Dienstag, 11. Oktober 2011

Ein leises Scharren

Es begann mit einem leisen Scharren, dann kam der Lärm von splitterndem Holz und ein Schrei gefolgt von einem nahezu wütenden Quieken, einem lang gezogenen und gepressten Laut, wie ihn ein Schwein von sich gibt, wenn ihm das Schlachtermesser die Kehle durchbohrt. Doch statt wie Hundegebell sogleich in der Dunkelheit zu vergehen, schwoll es an und vibrierte in der Luft.

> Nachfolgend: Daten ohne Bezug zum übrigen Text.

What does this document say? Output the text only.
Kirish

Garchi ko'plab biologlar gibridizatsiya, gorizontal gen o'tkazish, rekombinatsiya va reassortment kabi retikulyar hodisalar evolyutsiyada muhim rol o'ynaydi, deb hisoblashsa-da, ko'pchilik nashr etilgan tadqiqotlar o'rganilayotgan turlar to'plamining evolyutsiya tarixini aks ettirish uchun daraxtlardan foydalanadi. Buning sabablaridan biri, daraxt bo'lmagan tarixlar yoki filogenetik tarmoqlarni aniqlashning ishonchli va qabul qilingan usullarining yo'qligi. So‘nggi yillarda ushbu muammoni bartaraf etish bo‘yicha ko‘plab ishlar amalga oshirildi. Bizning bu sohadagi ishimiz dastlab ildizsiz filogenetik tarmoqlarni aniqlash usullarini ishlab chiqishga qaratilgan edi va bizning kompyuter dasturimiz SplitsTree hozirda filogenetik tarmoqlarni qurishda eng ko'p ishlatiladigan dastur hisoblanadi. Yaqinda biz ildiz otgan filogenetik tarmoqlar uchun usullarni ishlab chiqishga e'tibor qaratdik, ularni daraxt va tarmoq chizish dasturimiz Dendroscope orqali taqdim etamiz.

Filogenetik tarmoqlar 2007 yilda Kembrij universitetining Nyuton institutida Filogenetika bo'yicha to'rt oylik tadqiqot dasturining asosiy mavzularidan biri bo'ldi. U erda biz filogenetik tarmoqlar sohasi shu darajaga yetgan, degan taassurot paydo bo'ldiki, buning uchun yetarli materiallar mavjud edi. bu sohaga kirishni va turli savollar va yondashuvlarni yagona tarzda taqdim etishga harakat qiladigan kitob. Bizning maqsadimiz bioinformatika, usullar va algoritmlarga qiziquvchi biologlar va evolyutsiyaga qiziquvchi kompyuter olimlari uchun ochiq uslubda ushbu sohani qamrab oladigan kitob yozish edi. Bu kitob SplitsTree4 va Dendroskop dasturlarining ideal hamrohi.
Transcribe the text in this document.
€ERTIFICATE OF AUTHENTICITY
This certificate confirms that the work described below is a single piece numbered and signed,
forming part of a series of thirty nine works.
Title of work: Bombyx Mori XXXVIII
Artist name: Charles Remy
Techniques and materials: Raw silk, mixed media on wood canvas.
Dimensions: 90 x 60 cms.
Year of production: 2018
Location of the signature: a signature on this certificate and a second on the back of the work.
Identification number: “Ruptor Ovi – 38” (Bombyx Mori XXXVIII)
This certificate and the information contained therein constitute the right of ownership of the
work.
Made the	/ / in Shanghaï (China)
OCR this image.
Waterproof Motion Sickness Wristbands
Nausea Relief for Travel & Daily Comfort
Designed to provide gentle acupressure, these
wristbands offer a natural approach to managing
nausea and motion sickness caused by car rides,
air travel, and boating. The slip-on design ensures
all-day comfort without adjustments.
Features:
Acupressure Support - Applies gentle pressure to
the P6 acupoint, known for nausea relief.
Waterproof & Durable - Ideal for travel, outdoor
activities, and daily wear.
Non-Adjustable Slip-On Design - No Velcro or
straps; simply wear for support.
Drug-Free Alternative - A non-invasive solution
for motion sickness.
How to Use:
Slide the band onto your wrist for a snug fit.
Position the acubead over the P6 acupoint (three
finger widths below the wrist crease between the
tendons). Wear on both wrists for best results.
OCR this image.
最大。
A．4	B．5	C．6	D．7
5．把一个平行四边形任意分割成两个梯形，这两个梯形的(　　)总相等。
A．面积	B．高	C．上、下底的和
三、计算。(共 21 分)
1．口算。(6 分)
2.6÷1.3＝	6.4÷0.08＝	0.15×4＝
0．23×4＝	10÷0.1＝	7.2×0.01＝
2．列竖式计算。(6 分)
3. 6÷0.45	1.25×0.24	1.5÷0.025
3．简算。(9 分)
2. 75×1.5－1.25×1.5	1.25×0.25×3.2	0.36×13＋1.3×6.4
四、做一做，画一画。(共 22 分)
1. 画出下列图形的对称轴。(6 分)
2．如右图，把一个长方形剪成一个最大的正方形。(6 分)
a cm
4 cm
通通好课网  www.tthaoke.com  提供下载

Es dauerte nicht allzu lange, dann war es wieder still.
Sie glaubte schon sich verhört zu haben, was bei ihrer Anspannung und ihrem Schlafmangel kein Wunder war, und drehte sich, die Oberschenkel eng an die Brust gepresst, auf die andere Seite, um weiterzuschlafen, als es erneut einsetzte. Es schwoll an und ebbte ab, schwoll an und ebbte ab, und schien jedes Mal kein Ende zu finden, auch nicht, als das Schwein längst ausgeblutet und gevierteilt an irgendeinem Balken in der Nachbarschaft hätte hängen müssen. Wer aber schlachtete mitten in der Nacht ein Schwein? Sie riss die Augen auf und richtete sich im Bett empor, um den Laut und seinen Sinn zu erfassen. Es kostetet sie etwas Mühe, ihren Körper vom Strohlager zu trennen. Den Kopf hätte sie, ohne ihn vom Kissen zu reißen, niemals in die Höhe gebracht. So müde war sie. Als sie ganz aufrecht saß, den Rücken an die Wand gepresst, damit sie besser hören konnte, war es wieder still. Als ob es darauf gewartet hätte, dass sie sich aus ihrem zusammengerollten Zustand löste. Nur in der Ferne hörte sie einen Hund, der den vollen Mond anbellte und das vertraute Knirschen und Nagen der Mäuse. Es war auch nichts Ungewöhnliches zu sehen, außer dem kleinen Kater, der sie mit gen Himmel gekrümmten Rücken vom Stuhl aus anstarrte, reglos, als wäre er aus Wachs. Sie streckte die Arme nach ihm aus.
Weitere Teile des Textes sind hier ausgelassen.